Weltfremdheit und Weltsehnsucht betitelte der Germanist Gert Ueding seinen Essay über Max Dauthendey (in Die anderen Klassiker. Literarische Porträts aus zwei Jahrhunderten, 1986). Biografie und Werk von Max Dauthendey, der Dichter und Maler wie auch Lebenskünstler und Weltreisender war, muten tatsächlich wie ein Fantasiegebilde an. Zu Beginn des 20. Jahrhunderts war er ein literarisches Phänomen, das sich keiner Literaturströmung seiner Zeit zuordnen ließ. Im Vorjahr war Dauthendeys 150. Geburtstag, nun, am 29. August, sein 100. Todestag. Beide Jahrestage fanden jedoch in den Programmen der renommierten Verlage keinerlei Beachtung.

Max (Maximilian Albert) Dauthendey wurde am 25. Juli 1867 in Würzburg geboren. Er war das achte Kind des erfolgreichen Fotografen und Geschäftsmanns Carl Albert Dauthendey (1819–1896) – ein Pionier der Fotografie in Deutschland. So führte er als erster die Daguerreotypie in Deutschland ein; davor war er sogar jahrelang als Porträtfotograf am Zarenhof von St. Petersburg tätig.

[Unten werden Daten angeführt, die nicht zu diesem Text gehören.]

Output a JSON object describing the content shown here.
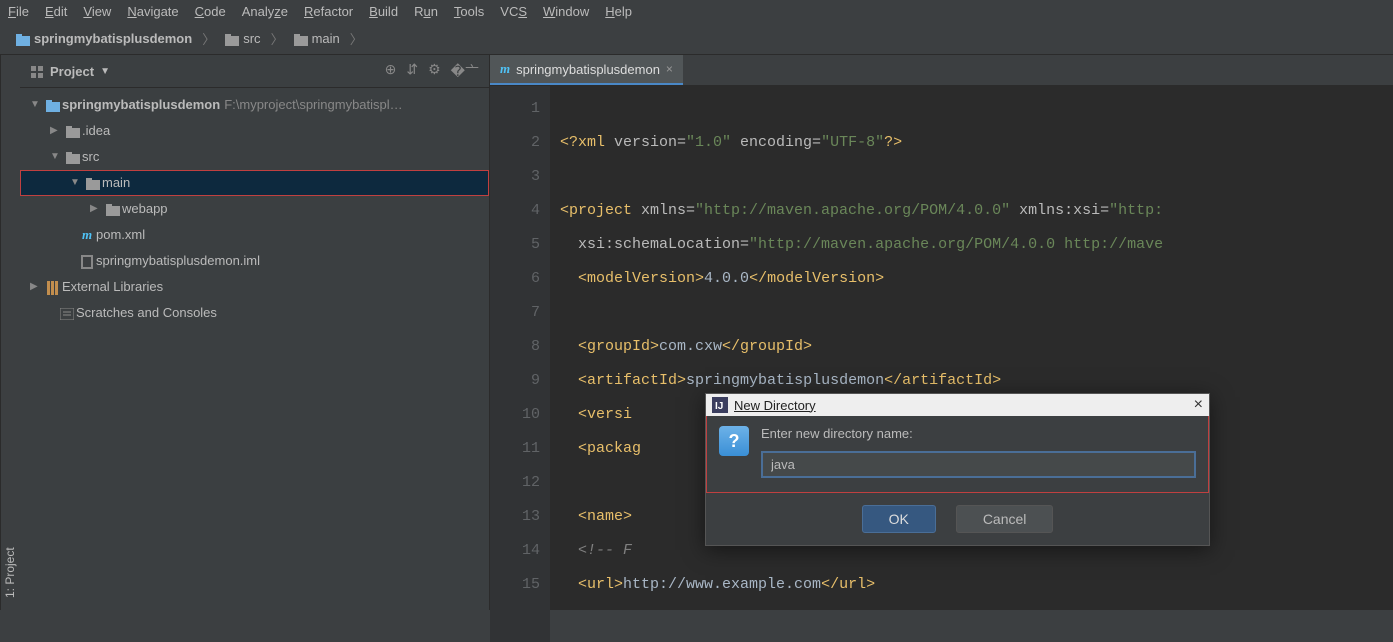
{
  "menu": [
    {
      "label": "File",
      "u": "F"
    },
    {
      "label": "Edit",
      "u": "E"
    },
    {
      "label": "View",
      "u": "V"
    },
    {
      "label": "Navigate",
      "u": "N"
    },
    {
      "label": "Code",
      "u": "C"
    },
    {
      "label": "Analyze",
      "u": null
    },
    {
      "label": "Refactor",
      "u": "R"
    },
    {
      "label": "Build",
      "u": "B"
    },
    {
      "label": "Run",
      "u": "u"
    },
    {
      "label": "Tools",
      "u": "T"
    },
    {
      "label": "VCS",
      "u": "S"
    },
    {
      "label": "Window",
      "u": "W"
    },
    {
      "label": "Help",
      "u": "H"
    }
  ],
  "breadcrumb": {
    "root": "springmybatisplusdemon",
    "items": [
      "src",
      "main"
    ]
  },
  "left_gutter": {
    "label": "1: Project"
  },
  "project_panel": {
    "title": "Project",
    "tree": {
      "root_name": "springmybatisplusdemon",
      "root_path": "F:\\myproject\\springmybatispl…",
      "idea": ".idea",
      "src": "src",
      "main": "main",
      "webapp": "webapp",
      "pom": "pom.xml",
      "iml": "springmybatisplusdemon.iml",
      "ext_libs": "External Libraries",
      "scratches": "Scratches and Consoles"
    }
  },
  "editor": {
    "tab_title": "springmybatisplusdemon",
    "lines": [
      1,
      2,
      3,
      4,
      5,
      6,
      7,
      8,
      9,
      10,
      11,
      12,
      13,
      14,
      15
    ],
    "code": {
      "l1_tag_open": "<?xml",
      "l1_attr1": " version=",
      "l1_str1": "\"1.0\"",
      "l1_attr2": " encoding=",
      "l1_str2": "\"UTF-8\"",
      "l1_close": "?>",
      "l3_tag": "<project",
      "l3_a1": " xmlns=",
      "l3_s1": "\"http://maven.apache.org/POM/4.0.0\"",
      "l3_a2": " xmlns:xsi=",
      "l3_s2": "\"http:",
      "l4_a1": "xsi:schemaLocation=",
      "l4_s1": "\"http://maven.apache.org/POM/4.0.0 http://mave",
      "l5_o": "<modelVersion>",
      "l5_t": "4.0.0",
      "l5_c": "</modelVersion>",
      "l7_o": "<groupId>",
      "l7_t": "com.cxw",
      "l7_c": "</groupId>",
      "l8_o": "<artifactId>",
      "l8_t": "springmybatisplusdemon",
      "l8_c": "</artifactId>",
      "l9_o": "<versi",
      "l10_o": "<packag",
      "l12_o": "<name>",
      "l13_c": "<!-- F",
      "l14_o": "<url>",
      "l14_t": "http://www.example.com",
      "l14_c": "</url>"
    }
  },
  "dialog": {
    "title": "New Directory",
    "prompt": "Enter new directory name:",
    "value": "java",
    "ok": "OK",
    "cancel": "Cancel"
  }
}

Der fantasiebegabte Max verlebte in Würzburg eine glückliche Kindheit, die allerdings 1873 durch den frühen Tod der Mutter Caroline Dauthendey (ein Kind deutscher Kolonisten in St. Petersburg) getrübt wurde. Seine schulischen Leistungen waren wohl eher bescheiden, allein zu den schönen Künsten fühlte sich der Junge hingezogen.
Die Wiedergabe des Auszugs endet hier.